Образ Кремля принадлежит сразу двум измерениям – небесному и земному, что обуславливает вневременность поэтического действия. Подобная вневременность проявляется и в других стихотворениях Н.М.Рубцова, например, «В горнице»:
В горнице моей светло.
Это от ночной звезды.
Матушка возьмет ведро,
Молча принесет воды…
Красные цветы мои
В садике завяли все,
Лодка на речной мели
Скоро догниет совсем.
Дремлет на стене моей
Ивы кружевная тень,
Завтра у меня под ней
Будет хлопотливый день!
Буду поливать цветы,
Думать о своей судьбе,
Буду до ночной звезды
Лодку мастерить себе…
С одной стороны, ничего сверхъестественного вроде бы не происходит. В горницу заходит матушка, приносит воды, а лирический герой между тем, мысленно обозревая свой садик, собирается в скором времени заняться налаживанием хозяйства: починить лодку и полить красные цветы. С другой стороны, стихотворение исполнено таинственного смысла.
Матушка приносит в горницу ведро воды. Возникает вопрос: для чего могла использоваться вода, набранная в ночное время? Ведь по народным поверьям, ходить ночью за водой категорически запрещено, это то самое время, когда вода становится нечистой и приобретает отрицательные магические свойства. По сербским поверьям, «набранная ночью вода, безусловно, нечистая, не годится пить такую воду».
Думается, найти и указать причину (если это вообще возможно), по которой матушка ночью пошла за водой, не столь важно. Существенно другое: необычность и неоднозначность самого действия, наделяемого в народных представлениях мистическим смыслом.
Молчание матушки также переводит событие из обычного, мирского измерения в область таинственного, ведь «молчание – форма ритуального поведения, соотносимая со смертью и сферой потустороннего». Более того, «отказ от речи часто выявляет принадлежность некоего лица к потустороннему миру и сверхъестественным силам», – писала Т.А.Агапкина в статье «Молчание» («Славянские древности: Этнолингвистический словарь»).
Сакральный смысл художественных образов ночной воды и молчания подтверждает, что поэтическое действие стихотворения «В горнице» совершается не в обыденной реальности, но на границе с тем светом. При этом тот свет и этот оказываются едиными.
Матушка переступает временную границу, является из мира усопших, но ее приход никак не нарушает тишины и покоя светлой горницы.[xii]

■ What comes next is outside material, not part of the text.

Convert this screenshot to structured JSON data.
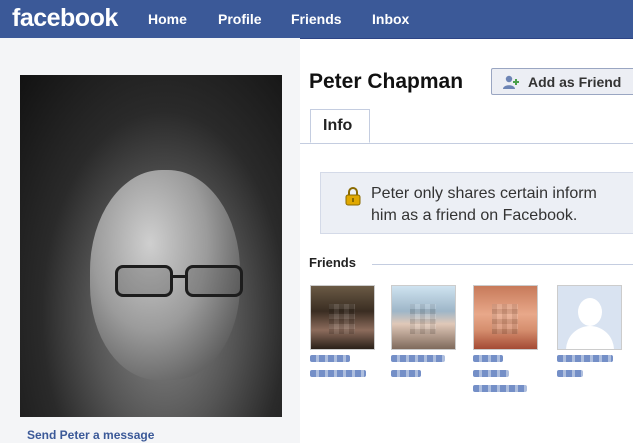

Сложные образы, сочетающие в себе модерновый литературный стиль и мотивы древнерусской культуры, можно в какой-то степени наблюдать в стихах Николая Клюева: читатели и слушатели Клюева чаще всего готовы были к восприятию народного фольклора, но не имели знаний о глубинной народной культуре. Ощущая подсознательно клюевскую творческую мощь, невольно отвергали не понятое ими. Всё было хорошо и относительно «уютно», пока стихи Клюева воспринимались как своего рода «народное» переложение фольклорных мотивов с «примесью» уже прозвучавшего у «младосимволистов».[xiii]
В отличие от Есенина с его глубокой, но интуитивно понятной читателю лирикой, Клюев остался автором, использующим русскую традицию для стилизации своих произведений, в которых он так и не смог подняться до гармоничного сочетания модернизма с образами традиционной культуры. Причину я вижу в том, что Клюев знал русскую традицию, но не жил в ней. Духовная дегенерация отдалила его от традиционных семейных ценностей и свойственного русскому человеку стремления продолжения и укрепления своего рода, поэтому он не смог стать выразителем русского духа, а поэзия Клюева осталась гениальными, но искусственными литературными наработками. Поэтому его лирика не может быть отнесена к традиционному модернизму, так как противоречит первым двум его положениям, касающимся “воспитания физически, психически, сексуально, морально здорового поколения и укрепления семенных ценностей”, а также протеста против бесчестья.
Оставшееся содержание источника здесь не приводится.